Esa noche no dormí. Me quedé sentada en la sala, mirando las luces de los carros pasar por la ventana. Pensé en mi mamá, en cómo siempre me decía que los hombres son así, que uno debe aguantar por los hijos, por la familia. Pero yo sentía que me ahogaba.

Al día siguiente, la noticia ya era un secreto a voces en el barrio. Mi vecina Rosa vino con su típico café y su mirada curiosa:

—Ay, Marianita… dicen que Andrés tiene otro hijo por ahí. ¿Será cierto?

No respondí. Solo lloré. Rosa me abrazó y me dijo que fuera fuerte, que pensara en mis hijos. Pero yo solo pensaba en mí misma: ¿Qué hice mal? ¿Por qué no me di cuenta antes?

Andrés intentó explicarse:

—Fue un error, Mariana… Yo te amo a ti y a nuestros hijos. No significa nada con ella.

—¿Nada? ¡Tienes un hijo! Eso no es nada…

Las discusiones se volvieron rutina. Mis hijos empezaron a notar el ambiente tenso en casa. Mi hija menor me preguntó una noche:

—Mamá, ¿te vas a separar de papá?

No supe qué responderle. En Colombia, separarse todavía es un escándalo; la familia es sagrada, dicen todos. Pero yo sentía que ya no podía más.
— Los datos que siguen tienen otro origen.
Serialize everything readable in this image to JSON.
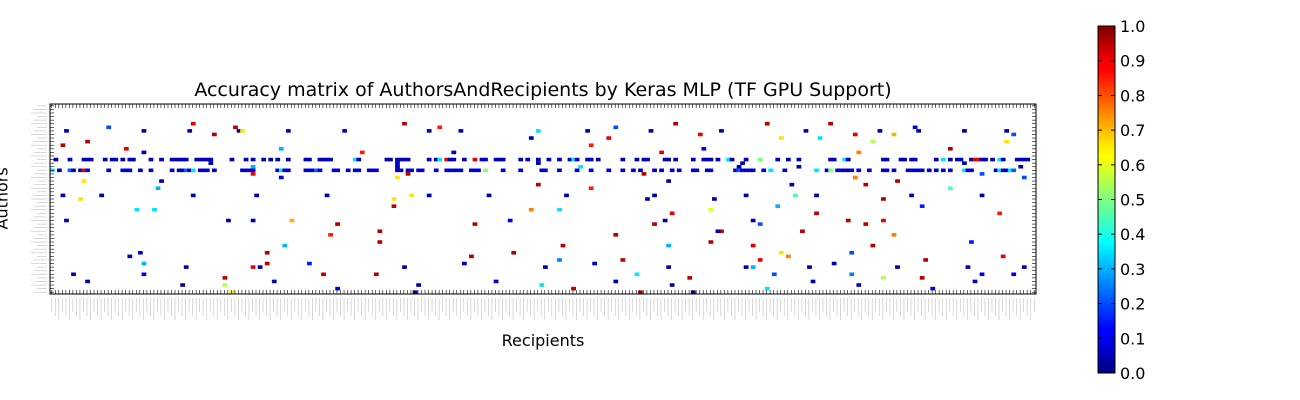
{
  "chart_data": {
    "type": "heatmap",
    "title": "Accuracy matrix of AuthorsAndRecipients by Keras MLP (TF GPU Support)",
    "xlabel": "Recipients",
    "ylabel": "Authors",
    "value_range": [
      0.0,
      1.0
    ],
    "colormap": "jet",
    "colorbar": {
      "ticks": [
        0.0,
        0.1,
        0.2,
        0.3,
        0.4,
        0.5,
        0.6,
        0.7,
        0.8,
        0.9,
        1.0
      ],
      "tick_labels": [
        "0.0",
        "0.1",
        "0.2",
        "0.3",
        "0.4",
        "0.5",
        "0.6",
        "0.7",
        "0.8",
        "0.9",
        "1.0"
      ],
      "placement": "right"
    },
    "grid": false,
    "x_categories_count": 280,
    "y_categories_count": 53,
    "dense_rows": [
      {
        "row": 15,
        "value": 0.05
      },
      {
        "row": 18,
        "value": 0.08
      }
    ],
    "cells": [
      [
        7,
        4,
        0.05
      ],
      [
        7,
        26,
        0.05
      ],
      [
        7,
        39,
        0.05
      ],
      [
        7,
        53,
        0.05
      ],
      [
        7,
        67,
        0.05
      ],
      [
        7,
        83,
        0.05
      ],
      [
        7,
        107,
        0.05
      ],
      [
        7,
        116,
        0.05
      ],
      [
        7,
        152,
        0.05
      ],
      [
        7,
        170,
        0.05
      ],
      [
        7,
        190,
        0.05
      ],
      [
        7,
        214,
        0.05
      ],
      [
        7,
        235,
        0.05
      ],
      [
        7,
        246,
        0.05
      ],
      [
        7,
        259,
        0.05
      ],
      [
        7,
        271,
        0.05
      ],
      [
        7,
        54,
        0.65
      ],
      [
        7,
        138,
        0.35
      ],
      [
        5,
        40,
        0.9
      ],
      [
        5,
        100,
        0.95
      ],
      [
        5,
        177,
        0.95
      ],
      [
        5,
        203,
        0.95
      ],
      [
        5,
        221,
        0.95
      ],
      [
        6,
        16,
        0.2
      ],
      [
        6,
        52,
        0.95
      ],
      [
        6,
        245,
        0.1
      ],
      [
        6,
        110,
        0.85
      ],
      [
        6,
        160,
        0.2
      ],
      [
        8,
        46,
        0.95
      ],
      [
        8,
        228,
        0.9
      ],
      [
        8,
        239,
        0.7
      ],
      [
        8,
        273,
        0.2
      ],
      [
        8,
        184,
        0.9
      ],
      [
        9,
        136,
        0.05
      ],
      [
        9,
        207,
        0.65
      ],
      [
        9,
        218,
        0.35
      ],
      [
        9,
        158,
        0.9
      ],
      [
        10,
        10,
        0.95
      ],
      [
        10,
        233,
        0.55
      ],
      [
        10,
        271,
        0.65
      ],
      [
        11,
        3,
        0.95
      ],
      [
        11,
        153,
        0.85
      ],
      [
        12,
        21,
        0.9
      ],
      [
        12,
        65,
        0.3
      ],
      [
        12,
        185,
        0.1
      ],
      [
        12,
        255,
        0.95
      ],
      [
        13,
        26,
        0.05
      ],
      [
        13,
        88,
        0.85
      ],
      [
        13,
        114,
        0.05
      ],
      [
        13,
        229,
        0.75
      ],
      [
        13,
        173,
        0.9
      ],
      [
        16,
        45,
        0.05
      ],
      [
        16,
        98,
        0.05
      ],
      [
        16,
        138,
        0.05
      ],
      [
        16,
        196,
        0.05
      ],
      [
        16,
        259,
        0.05
      ],
      [
        17,
        57,
        0.3
      ],
      [
        17,
        98,
        0.05
      ],
      [
        17,
        150,
        0.35
      ],
      [
        17,
        195,
        0.05
      ],
      [
        17,
        212,
        0.05
      ],
      [
        17,
        275,
        0.05
      ],
      [
        19,
        101,
        0.95
      ],
      [
        19,
        57,
        0.9
      ],
      [
        19,
        168,
        0.95
      ],
      [
        19,
        264,
        0.2
      ],
      [
        20,
        65,
        0.1
      ],
      [
        20,
        98,
        0.65
      ],
      [
        20,
        228,
        0.75
      ],
      [
        20,
        276,
        0.2
      ],
      [
        21,
        9,
        0.65
      ],
      [
        21,
        31,
        0.05
      ],
      [
        21,
        175,
        0.05
      ],
      [
        21,
        240,
        0.95
      ],
      [
        22,
        138,
        0.95
      ],
      [
        22,
        210,
        0.05
      ],
      [
        22,
        231,
        0.95
      ],
      [
        23,
        30,
        0.3
      ],
      [
        23,
        153,
        0.85
      ],
      [
        23,
        255,
        0.45
      ],
      [
        25,
        3,
        0.05
      ],
      [
        25,
        14,
        0.05
      ],
      [
        25,
        40,
        0.05
      ],
      [
        25,
        58,
        0.05
      ],
      [
        25,
        78,
        0.05
      ],
      [
        25,
        107,
        0.05
      ],
      [
        25,
        124,
        0.05
      ],
      [
        25,
        146,
        0.05
      ],
      [
        25,
        171,
        0.05
      ],
      [
        25,
        197,
        0.05
      ],
      [
        25,
        217,
        0.05
      ],
      [
        25,
        244,
        0.05
      ],
      [
        25,
        264,
        0.05
      ],
      [
        25,
        102,
        0.65
      ],
      [
        25,
        211,
        0.45
      ],
      [
        26,
        8,
        0.65
      ],
      [
        26,
        97,
        0.65
      ],
      [
        26,
        169,
        0.05
      ],
      [
        26,
        188,
        0.05
      ],
      [
        26,
        236,
        0.95
      ],
      [
        28,
        97,
        0.95
      ],
      [
        28,
        206,
        0.3
      ],
      [
        28,
        247,
        0.15
      ],
      [
        29,
        24,
        0.35
      ],
      [
        29,
        29,
        0.35
      ],
      [
        29,
        187,
        0.6
      ],
      [
        29,
        136,
        0.75
      ],
      [
        29,
        144,
        0.35
      ],
      [
        30,
        176,
        0.9
      ],
      [
        30,
        217,
        0.95
      ],
      [
        30,
        269,
        0.85
      ],
      [
        32,
        4,
        0.05
      ],
      [
        32,
        50,
        0.05
      ],
      [
        32,
        57,
        0.05
      ],
      [
        32,
        68,
        0.7
      ],
      [
        32,
        130,
        0.1
      ],
      [
        32,
        174,
        0.05
      ],
      [
        32,
        199,
        0.05
      ],
      [
        32,
        226,
        0.95
      ],
      [
        32,
        236,
        0.9
      ],
      [
        33,
        81,
        0.95
      ],
      [
        33,
        120,
        0.95
      ],
      [
        33,
        171,
        0.95
      ],
      [
        33,
        201,
        0.2
      ],
      [
        33,
        231,
        0.95
      ],
      [
        35,
        93,
        0.95
      ],
      [
        35,
        190,
        0.95
      ],
      [
        35,
        213,
        0.95
      ],
      [
        35,
        189,
        0.05
      ],
      [
        36,
        79,
        0.85
      ],
      [
        36,
        160,
        0.95
      ],
      [
        36,
        239,
        0.75
      ],
      [
        38,
        93,
        0.95
      ],
      [
        38,
        187,
        0.95
      ],
      [
        38,
        261,
        0.15
      ],
      [
        39,
        66,
        0.3
      ],
      [
        39,
        145,
        0.95
      ],
      [
        39,
        175,
        0.3
      ],
      [
        39,
        199,
        0.9
      ],
      [
        39,
        233,
        0.95
      ],
      [
        41,
        25,
        0.1
      ],
      [
        41,
        61,
        0.95
      ],
      [
        41,
        131,
        0.95
      ],
      [
        41,
        207,
        0.65
      ],
      [
        41,
        227,
        0.2
      ],
      [
        42,
        22,
        0.05
      ],
      [
        42,
        119,
        0.95
      ],
      [
        42,
        209,
        0.75
      ],
      [
        42,
        270,
        0.9
      ],
      [
        43,
        144,
        0.25
      ],
      [
        43,
        162,
        0.95
      ],
      [
        43,
        201,
        0.9
      ],
      [
        43,
        248,
        0.95
      ],
      [
        44,
        26,
        0.3
      ],
      [
        44,
        61,
        0.95
      ],
      [
        44,
        73,
        0.15
      ],
      [
        44,
        117,
        0.05
      ],
      [
        44,
        154,
        0.05
      ],
      [
        44,
        222,
        0.05
      ],
      [
        45,
        38,
        0.05
      ],
      [
        45,
        59,
        0.05
      ],
      [
        45,
        100,
        0.05
      ],
      [
        45,
        140,
        0.05
      ],
      [
        45,
        175,
        0.05
      ],
      [
        45,
        197,
        0.05
      ],
      [
        45,
        215,
        0.05
      ],
      [
        45,
        240,
        0.05
      ],
      [
        45,
        260,
        0.05
      ],
      [
        45,
        276,
        0.05
      ],
      [
        45,
        57,
        0.9
      ],
      [
        45,
        199,
        0.3
      ],
      [
        47,
        6,
        0.05
      ],
      [
        47,
        26,
        0.1
      ],
      [
        47,
        77,
        0.95
      ],
      [
        47,
        92,
        0.95
      ],
      [
        47,
        166,
        0.35
      ],
      [
        47,
        205,
        0.2
      ],
      [
        47,
        227,
        0.25
      ],
      [
        47,
        264,
        0.1
      ],
      [
        47,
        273,
        0.1
      ],
      [
        48,
        49,
        0.95
      ],
      [
        48,
        181,
        0.95
      ],
      [
        48,
        236,
        0.55
      ],
      [
        48,
        247,
        0.95
      ],
      [
        49,
        10,
        0.05
      ],
      [
        49,
        63,
        0.05
      ],
      [
        49,
        126,
        0.05
      ],
      [
        49,
        160,
        0.05
      ],
      [
        49,
        216,
        0.05
      ],
      [
        49,
        262,
        0.05
      ],
      [
        50,
        37,
        0.05
      ],
      [
        50,
        49,
        0.55
      ],
      [
        50,
        104,
        0.05
      ],
      [
        50,
        139,
        0.35
      ],
      [
        50,
        176,
        0.05
      ],
      [
        50,
        229,
        0.05
      ],
      [
        51,
        81,
        0.1
      ],
      [
        51,
        148,
        0.95
      ],
      [
        51,
        203,
        0.35
      ],
      [
        51,
        250,
        0.1
      ],
      [
        52,
        51,
        0.65
      ],
      [
        52,
        103,
        0.05
      ],
      [
        52,
        167,
        0.95
      ],
      [
        52,
        182,
        0.05
      ]
    ]
  }
}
Un domingo fui a misa y recé como nunca antes. Le pedí a Dios una señal, una respuesta. Al salir, encontré a Camila esperándome afuera de la iglesia. Era joven, bonita y tenía una tristeza en los ojos que reconocí al instante.

—Perdóneme —me dijo—. Yo no quería destruir su familia.

La miré y sentí compasión y rabia al mismo tiempo.

—¿Por qué ahora? —le pregunté.

—Porque mi hijo merece saber quién es su padre… y usted merece saber la verdad.

Nos quedamos en silencio largo rato. Luego ella se fue y yo me quedé ahí parada, sintiendo que todo lo que había construido se desmoronaba.

Pasaron semanas de incertidumbre. Mis suegros vinieron a hablar conmigo:

—Mariana, todos cometemos errores —dijo doña Gloria—. Piensa en tus hijos…

Pero nadie pensaba en mí. Nadie preguntó cómo me sentía yo.

Una noche empaqué una maleta pequeña y me fui a casa de mi hermana en Envigado. Andrés lloró como nunca lo había visto llorar.

—No me dejes —me suplicó—. Somos una familia…

Pero yo necesitaba encontrarme a mí misma antes de decidir si podía perdonarlo o no.

En casa de mi hermana sentí paz por primera vez en meses. Hablamos hasta la madrugada sobre la vida, los hombres y las decisiones difíciles que nos tocan como mujeres latinas.

—No tienes que aguantar solo porque así lo dice la gente —me dijo Lucía—. Mereces ser feliz.

Hoy han pasado seis meses desde aquella llamada. Andrés sigue buscándome; mis hijos van y vienen entre las dos casas; Camila me escribió una carta pidiéndome perdón otra vez. Yo sigo sin saber si algún día podré perdonar del todo o si este dolor será parte de mí para siempre.

A veces me pregunto: ¿Cuántas mujeres viven callando dolores así por miedo al qué dirán? ¿Cuántas veces sacrificamos nuestra felicidad por mantener una apariencia?

¿Ustedes qué harían si estuvieran en mi lugar? ¿Perdonarían o empezarían de nuevo?